If you can figure out the cause, you can begin to solve the damage and make sure that anyone who is injured or needs to repair his vehicle can be compensated quickly. And in the simple insurance model that we talked about, if the cause was technically related, there is an opportunity for the insurer who paid the claim to recover some of the payments from the vehicle manufacturing technology suppliers.

Knowing if the vehicle is in automated mode or not, the person may have taken control or not – it helps everyone to determine exactly what the reason was and then facilitate any recovery procedures between the insurer and the vehicle manufacturer or technology provider.

Are insurance companies equipped to implement this two-part frame now? Or are there opportunities to look at investing in?

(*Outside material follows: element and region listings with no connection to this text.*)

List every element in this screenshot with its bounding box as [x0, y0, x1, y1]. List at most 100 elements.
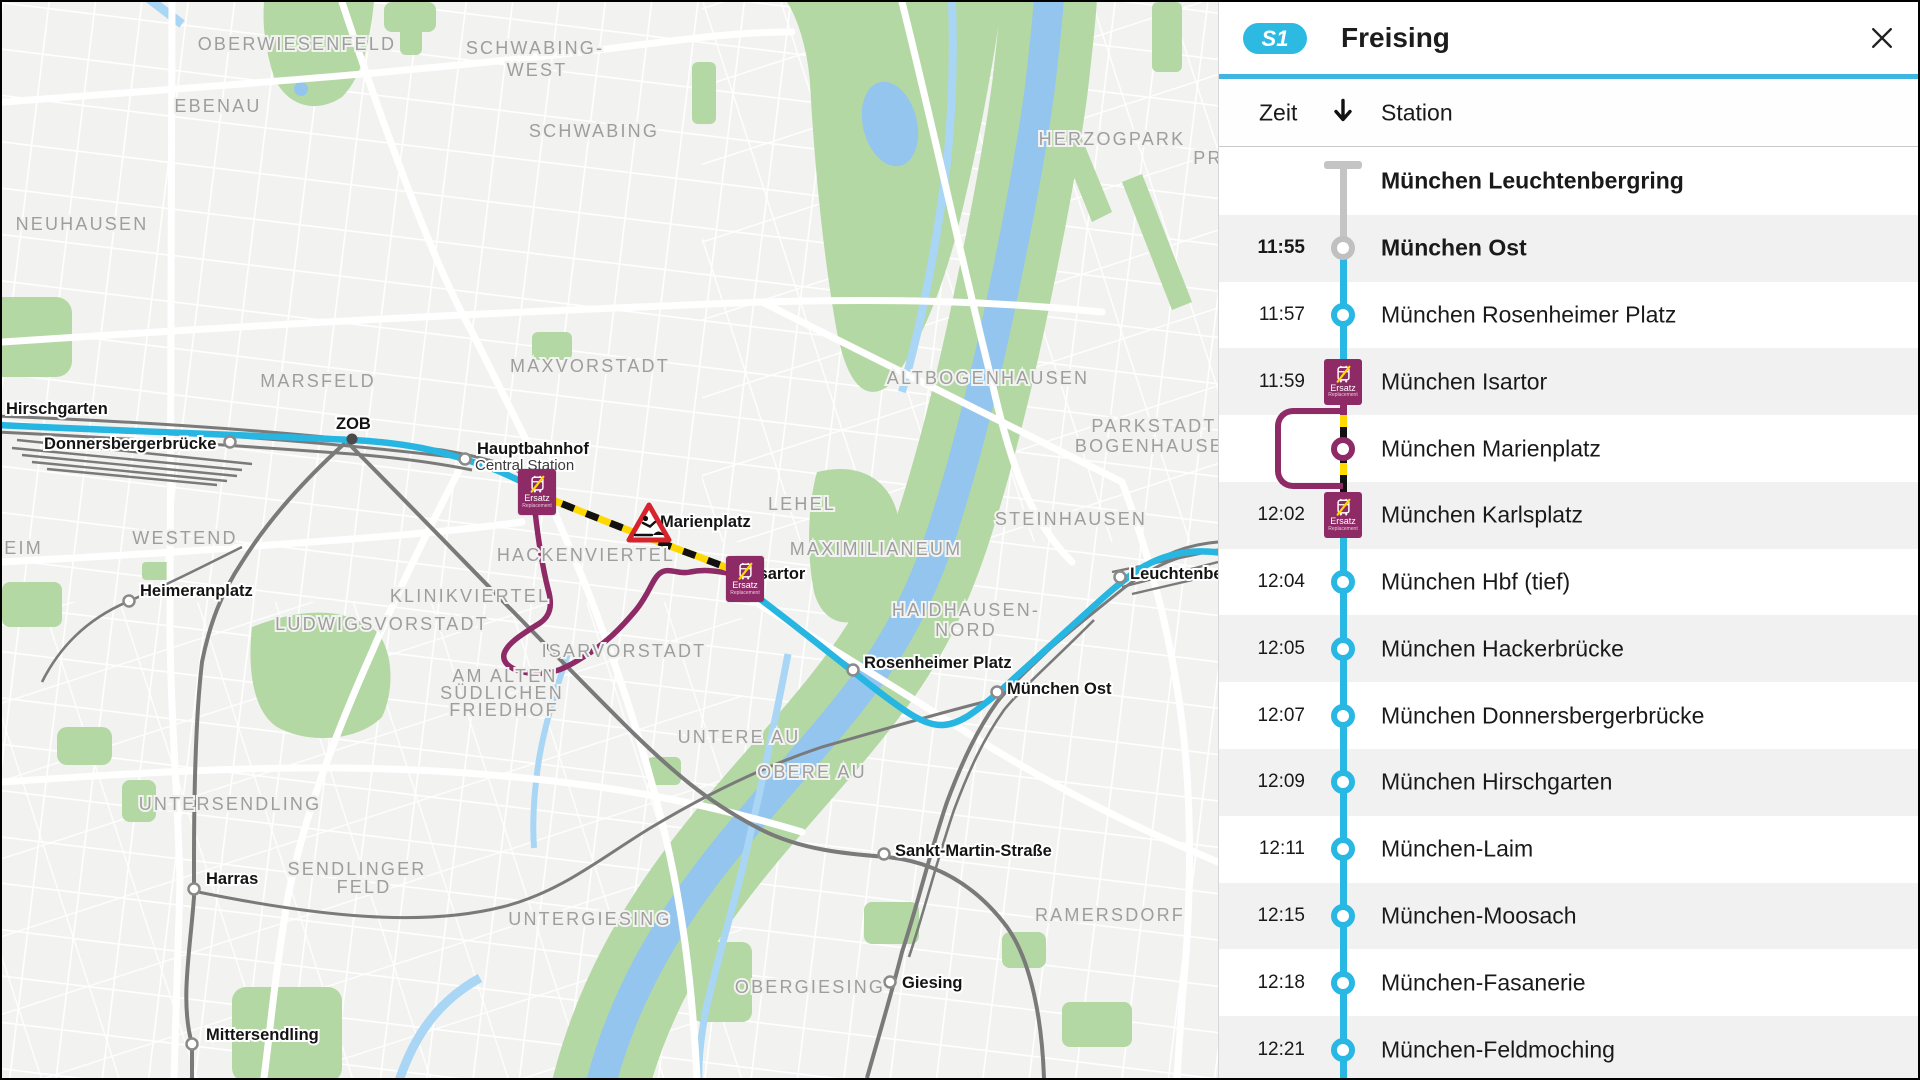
map-district-label: LEHEL	[768, 494, 836, 514]
station-marker-icon	[1331, 903, 1355, 928]
map-district-label: SCHWABING-	[466, 38, 604, 58]
map-station-label: Mittersendling	[206, 1026, 319, 1044]
panel-header: S1 Freising	[1219, 2, 1918, 74]
map-station-label: Donnersbergerbrücke	[44, 435, 216, 453]
map-district-label: HEIM	[2, 538, 43, 558]
column-header: Zeit Station	[1219, 79, 1918, 147]
map-station-dot	[990, 685, 1004, 699]
map-station-dot	[187, 882, 201, 896]
station-marker-icon	[1331, 1037, 1355, 1062]
map-district-label: RAMERSDORF	[1035, 905, 1185, 925]
timeline-segment	[1339, 214, 1347, 249]
replacement-service-badge: Ersatz Replacement	[1324, 492, 1362, 539]
timeline-segment	[1339, 314, 1347, 349]
map-station-label: Heimeranplatz	[140, 582, 253, 600]
stop-time: 12:11	[1258, 838, 1305, 860]
map-district-label: MAXIMILIANEUM	[790, 539, 963, 559]
map-station-label: Central Station	[475, 457, 574, 474]
map-district-label: UNTERGIESING	[508, 909, 671, 929]
stop-row[interactable]: 11:59 München Isartor Ersatz Replacement	[1219, 348, 1918, 416]
map-district-label: LUDWIGSVORSTADT	[275, 614, 489, 634]
replacement-service-badge: Ersatz Replacement	[1324, 358, 1362, 405]
map-district-label: SENDLINGER	[287, 859, 426, 879]
stop-name: München-Feldmoching	[1381, 1036, 1615, 1063]
map-station-label: Giesing	[902, 974, 963, 992]
map-labels: OBERWIESENFELD EBENAU SCHWABING-WEST SCHWAB…	[2, 32, 1218, 1046]
timeline-segment	[1339, 248, 1347, 282]
close-button[interactable]	[1864, 20, 1900, 56]
map-station-dot	[346, 433, 358, 445]
map-district-label: HERZOGPARK	[1039, 129, 1186, 149]
close-icon	[1871, 27, 1893, 49]
line-badge-s1: S1	[1243, 23, 1307, 54]
station-marker-icon	[1331, 703, 1355, 728]
map-station-dot	[883, 975, 897, 989]
map-station-label: Harras	[206, 870, 258, 888]
map-station-label: Rosenheimer Platz	[864, 654, 1012, 672]
stop-time: 12:21	[1257, 1038, 1305, 1060]
stop-row[interactable]: 11:57 München Rosenheimer Platz	[1219, 281, 1918, 349]
map-district-label: PR	[1193, 148, 1218, 168]
map-district-label: OBERE AU	[757, 762, 867, 782]
station-column-header: Station	[1381, 99, 1453, 125]
stop-row[interactable]: München Leuchtenbergring	[1219, 148, 1918, 215]
stop-time: 11:55	[1257, 237, 1305, 259]
map-district-label: MARSFELD	[260, 371, 376, 391]
replacement-bus-route	[501, 508, 731, 677]
timeline-segment	[1339, 1016, 1347, 1050]
map-station-label: Sankt-Martin-Straße	[895, 842, 1052, 860]
map-station-label: Hauptbahnhof	[477, 440, 589, 458]
stop-name: München Isartor	[1381, 368, 1548, 395]
timeline-segment	[1339, 915, 1347, 950]
map-district-label: BOGENHAUSEN	[1075, 436, 1218, 456]
stop-time: 12:09	[1257, 771, 1305, 793]
stop-row[interactable]: 12:04 München Hbf (tief)	[1219, 548, 1918, 616]
timeline-segment	[1339, 682, 1347, 716]
stop-row[interactable]: München Marienplatz	[1219, 408, 1918, 489]
stop-name: München Hirschgarten	[1381, 768, 1613, 795]
map-district-label: PARKSTADT	[1091, 416, 1216, 436]
destination-title: Freising	[1341, 22, 1450, 53]
stop-row[interactable]: 12:09 München Hirschgarten	[1219, 749, 1918, 816]
map-station-label: ZOB	[336, 415, 371, 433]
timeline-segment	[1339, 167, 1347, 215]
map-station-dot	[1113, 570, 1127, 584]
stop-name: München-Fasanerie	[1381, 969, 1586, 996]
map-district-label: WESTEND	[132, 528, 237, 548]
terminal-bar-icon	[1324, 161, 1362, 169]
crossed-train-icon	[1336, 365, 1350, 383]
munich-city-map[interactable]: OBERWIESENFELD EBENAU SCHWABING- WEST SCHWAB…	[2, 2, 1218, 1078]
line-badge-label: S1	[1261, 25, 1289, 51]
map-district-label: AM ALTEN	[452, 666, 557, 686]
water	[145, 2, 1064, 1078]
stop-time: 12:15	[1257, 904, 1305, 926]
stop-row[interactable]: 12:18 München-Fasanerie	[1219, 949, 1918, 1017]
map-district-label: MAXVORSTADT	[510, 356, 670, 376]
sort-descending-arrow-icon[interactable]	[1331, 97, 1355, 128]
map-district-label: SÜDLICHEN	[440, 683, 564, 703]
stop-name: München-Moosach	[1381, 902, 1577, 929]
stop-row[interactable]: 12:15 München-Moosach	[1219, 882, 1918, 950]
route-panel: S1 Freising Zeit Station München Leuchte…	[1218, 2, 1918, 1078]
map-district-label: WEST	[507, 60, 568, 80]
stop-row[interactable]: 11:55 München Ost	[1219, 214, 1918, 282]
map-station-dot	[185, 1037, 199, 1051]
crossed-train-icon	[1336, 498, 1350, 516]
map-district-label: NORD	[935, 620, 997, 640]
stop-row[interactable]: 12:02 München Karlsplatz Ersatz Replaceme…	[1219, 481, 1918, 549]
stop-time: 12:02	[1257, 504, 1305, 526]
station-dots	[122, 433, 1127, 1051]
stop-name: München-Laim	[1381, 835, 1534, 862]
stop-row[interactable]: 12:11 München-Laim	[1219, 815, 1918, 883]
closed-section	[536, 490, 734, 574]
stop-row[interactable]: 12:07 München Donnersbergerbrücke	[1219, 682, 1918, 750]
stop-time: 12:05	[1257, 637, 1305, 659]
timeline-segment	[1339, 281, 1347, 315]
map-district-label: SCHWABING	[529, 121, 659, 141]
stop-row[interactable]: 12:21 München-Feldmoching	[1219, 1016, 1918, 1078]
timeline-segment	[1339, 949, 1347, 983]
timeline-segment	[1339, 548, 1347, 583]
timeline-segment	[1339, 582, 1347, 616]
stop-row[interactable]: 12:05 München Hackerbrücke	[1219, 615, 1918, 683]
map-district-label: KLINIKVIERTEL	[390, 586, 550, 606]
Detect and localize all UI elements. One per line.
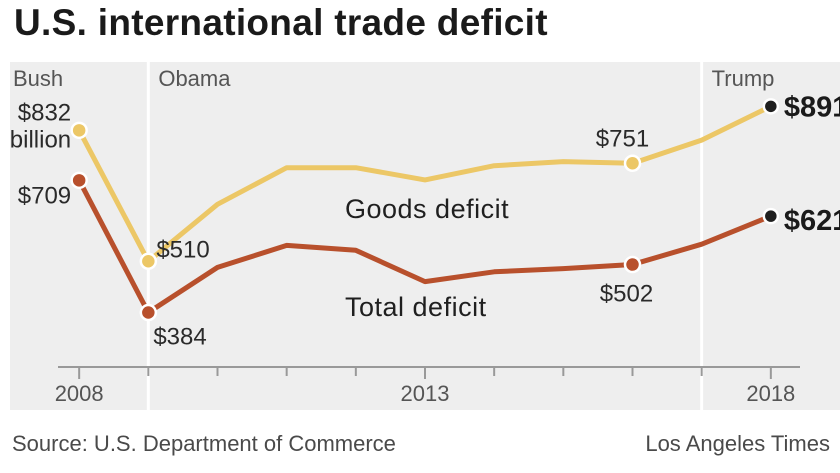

I believe that insurance companies usually handle claims in very complex situations. And they are also excellent for using and analyzing data. Although there will be some procedural changes, if a provincial or state government is to implement unit insurance policy and data sharing, insurance companies must adjust their practices accordingly. But I think they already have the ability to do it quite effectively.

That's good news. I believe that insurance companies can look at automated vehicles and autonomous vehicles that share the same challenge and opportunity. I wonder if you could talk to both of them.

There are many changes that will happen:

  • There will be fewer collisions, but the technology in these vehicles will make repairs and replace them more expensive.
  • There will be new risks associated with driving, including software and network error programming, hacking, and cybercrime, failure to install updates.
  • Vehicles record a lot of data that help determine the price of the risk or insurance policy and then
  • And then the whole big change we've been talking about, which is the technology that plays a greater role in the responsibility of collisions, and people play less role.

I look at these as changes, but they are also opportunities. And insurance companies need to develop auto insurance that deals with hacking and cybercrime elements, or programming and network failures, and all new risks. It's a challenge trying to meet that consumer need, but it's really an opportunity.

Vehicle automation has a lot of potential to really improve road safety. It is a great advantage for the insurance industry, but more importantly the public. The more these vehicles get on the road and make our roads safer, the better it is for everyone – and that is the real possibility.

Thank you, Ryan. As you say, automated vehicles pose some challenges to existing insurance agents, but they also create some pretty convincing opportunities. Thank you for having had time to talk to me today.

Thank you for having me.

Summary

In this section of Accenture Insurance Influencers' podcast, we talked about: 19659024] IBC's two-part car insurance law update framework to accommodate self-driving vehicles: a single vehicle insurance policy ( conventional and self-driving) as well as a data sharing policy between insurers, regulators and stakeholders. [19659004] Self-driving cars introduce new driving risks, such as cybercrime, hacking and failure to install updates. At the same time, these risks provide opportunities for insurers to better meet consumer needs.

  • In total, self-driving cars have tremendous potential to improve road safety, which benefits insurers, consumers and society.
  • For more guidance on self-driving cars:

    In the next section, Ryan will explain why it is so important for insurers to proactively engage governments and regulators on issues such as self-driving cars. He will also share general principles for updating laws to meet new technologies and trends.